Kala Cakra : Deva

Bimo Wicaksono
Chapter #3

Bagian III : Kembali ke dalam garis

Selepas aku menguburkan orang berbaju zirah hitam itu tepat di belakang rumah dan mengubur baju zirah yang ia kenakan di liang berbeda. Saat itu aku melepas baju zirah yang ia kenakan karena bagi anak umur 7 tahun yang ingin menguburkan seorang yang ia bunuh, baju zirah hitam itu terlalu berat. Yang membuatku terkejut ternyata ia adalah seorang wanita, seingatku aku tak pernah bertemu ataupun melawan orang-orang dengan baju zirah hitam yang di punggungnya terdapat gambar anjing berkepala lima yang menggigit seluruh Rodjord.

Saat itu kami sempat beradu mantra, aku rasa dia bukan orang sembarangan karena dia dapat mengeluarkan mantra negatif tingkat tinggi yang akan langsung membuat seseorang mati dan menjadi debu. Mantra itu adalah nahraka smrtichi prach, termasuk kedalam mantra tingkat tinggi. Aku mengetahuinya ketika mendatangi Lazzarrus untuk melakukan penelitian dan pembuatan mantraku sendiri.

Tapi untungnya mantra yang ia keluarkan hanya mengenai salah satu dari boneka tiruanku yang hidup, dan menyisakan tiga. Sebelum ia mengeluarkan mantra-mantra berbahayanya lagi aku mengikatnya dengan mantra yang kukeluarkan dari ketiga boneka tiruanku, dan memenggal kepala perempuan itu dengan sekali tebas tepat di lehernya yang terlindungi helm. menggunakan mantra, sabia flacara a mortiij mantra itu berbentuk pedang api. Dan itu kulakukan setelah menghindari banyak tebasan pedanganya dan saat di kamarku tebasan pedangnya mengenai rak buku dan menjatuhkan jimat tsiganiku. Jimat itu berbebntuk tiga bulu yang diikatkan dengan akar dan dikaitkan ke sebuah tali, tentunya itu adalah benda keramat bagi yang lulus ujian tsigani.

Rodjord adalah sebutan dari keseluruhan wilayah yang membentang dari ujung Strejner sampai Argya. Ada sekitar 15 wilayah kerajaan yang terhampar di seluruh Rodjord. Sekarang ini, aku menetap di Strejner dan kedepannya aku akan mengelilingi seluruh kerajaan untuk melakukan ekspedisi.

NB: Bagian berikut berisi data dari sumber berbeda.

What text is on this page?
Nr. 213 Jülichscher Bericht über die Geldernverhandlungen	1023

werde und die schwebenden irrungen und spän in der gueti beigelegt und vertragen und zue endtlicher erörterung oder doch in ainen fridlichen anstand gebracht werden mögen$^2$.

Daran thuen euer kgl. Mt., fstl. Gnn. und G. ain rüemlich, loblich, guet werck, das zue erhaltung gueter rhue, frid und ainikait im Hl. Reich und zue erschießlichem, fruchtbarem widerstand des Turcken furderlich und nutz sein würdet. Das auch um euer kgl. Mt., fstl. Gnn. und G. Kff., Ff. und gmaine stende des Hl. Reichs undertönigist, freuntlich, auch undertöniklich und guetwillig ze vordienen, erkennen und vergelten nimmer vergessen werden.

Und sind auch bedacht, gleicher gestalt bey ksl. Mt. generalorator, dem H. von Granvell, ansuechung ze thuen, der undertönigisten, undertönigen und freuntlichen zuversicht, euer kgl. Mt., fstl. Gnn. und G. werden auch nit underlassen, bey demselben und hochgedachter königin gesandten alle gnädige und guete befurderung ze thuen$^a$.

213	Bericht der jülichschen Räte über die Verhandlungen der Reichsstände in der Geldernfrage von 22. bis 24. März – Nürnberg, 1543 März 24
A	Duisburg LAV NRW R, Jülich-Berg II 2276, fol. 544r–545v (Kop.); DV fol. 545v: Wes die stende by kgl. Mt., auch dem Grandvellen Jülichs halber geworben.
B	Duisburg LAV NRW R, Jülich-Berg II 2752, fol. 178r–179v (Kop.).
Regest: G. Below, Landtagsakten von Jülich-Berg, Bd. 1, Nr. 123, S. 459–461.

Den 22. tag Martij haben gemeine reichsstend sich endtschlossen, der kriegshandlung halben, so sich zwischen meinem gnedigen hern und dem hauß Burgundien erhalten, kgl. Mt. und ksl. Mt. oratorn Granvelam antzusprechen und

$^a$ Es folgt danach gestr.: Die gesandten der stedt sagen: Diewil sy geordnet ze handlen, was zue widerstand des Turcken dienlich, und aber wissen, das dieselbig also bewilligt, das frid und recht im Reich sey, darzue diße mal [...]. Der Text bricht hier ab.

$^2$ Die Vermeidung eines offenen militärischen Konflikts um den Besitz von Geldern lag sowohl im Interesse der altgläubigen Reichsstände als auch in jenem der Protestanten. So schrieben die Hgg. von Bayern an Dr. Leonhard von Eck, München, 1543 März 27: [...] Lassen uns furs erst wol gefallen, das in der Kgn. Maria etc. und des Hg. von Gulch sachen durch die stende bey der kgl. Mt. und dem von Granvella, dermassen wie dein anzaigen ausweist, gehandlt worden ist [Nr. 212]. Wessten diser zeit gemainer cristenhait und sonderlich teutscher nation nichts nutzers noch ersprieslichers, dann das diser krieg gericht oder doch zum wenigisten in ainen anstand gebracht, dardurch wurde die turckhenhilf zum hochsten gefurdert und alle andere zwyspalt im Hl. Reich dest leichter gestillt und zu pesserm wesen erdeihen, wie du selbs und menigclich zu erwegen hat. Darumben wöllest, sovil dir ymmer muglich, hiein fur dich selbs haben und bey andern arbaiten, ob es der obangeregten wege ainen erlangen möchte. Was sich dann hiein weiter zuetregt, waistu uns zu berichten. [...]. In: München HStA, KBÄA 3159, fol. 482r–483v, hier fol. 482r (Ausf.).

Setelah aku mengambil tas kecil dari kulit yang ia kenakan di pinggangnya dan ternyata di dalamnya berisikan surat dari kedua orang tuaku. Sembari membawa surat itu menuju kamar, pikiranku benar-benar kacau saat itu dan menjatuhkan diriku berbaring di kasur dengan ditemani lentera yang menyala di sudut kanan kamarku sembari memegang surat dari Ayah dan Ibu yang ternyata isinya sama persis seperti 33 tahun yang lalu. Aku tak mengerti hubungan antara kejadian 33 tahun lalu dan kejadian saat aku kembali ke masa ini.

Jika kejadian yang kuingat, aku mengetahui rumah telah kosong dan sepucuk surat tertinggal di atas meja makan, tak ada orang berzirah hitam, aku tak dapat menguasai mantra dengan baik. Namun hal itu terjadi sebaliknya, Saat kami berdua beradu mantra, tak kusangka mantra yang pernah kupelajari tidak hilang dan jimat dari ujianku selepas menjadi tsigani ternyata ikut terbawa kembali ke masa ini, kutemukan saat aku sedang beradu mantra dengannya dan terjatuh dari rak buku yang ada di kamarku.

Seharusnya saat ini sama persis jika memang ini duniaku 33 tahun yang lalu, tapi pada kenyataan sekarang ini sangat berbeda jauh, dan benar hari ini adalah hari selasa seperti yang dikatakan oleh Indra dan Signus. Rasanya enggan aku memikirkan kejadian-kejadian ini, aku pun mulai memejamkan mata tak berharap apapun hingga aku tertidur.

Perlahan-lahan aku mulai merasakan tubuhku sedang diguncang-guncang oleh seseorang, samar-samar terdengar namaku dipanggilnya, “Hey…., bangun Deva! Hey, bangun!” Sembari terus berusaha membangunkanku ia terus-terus memanggil namaku, dan setelah beberapa saat aku pun membuka mataku perlahan. Ternyata itu adalah Indra, aku dapat melihatnya dengan jelas karena sinar matahari menembus jendela kamarku yang entah kapan terbuka.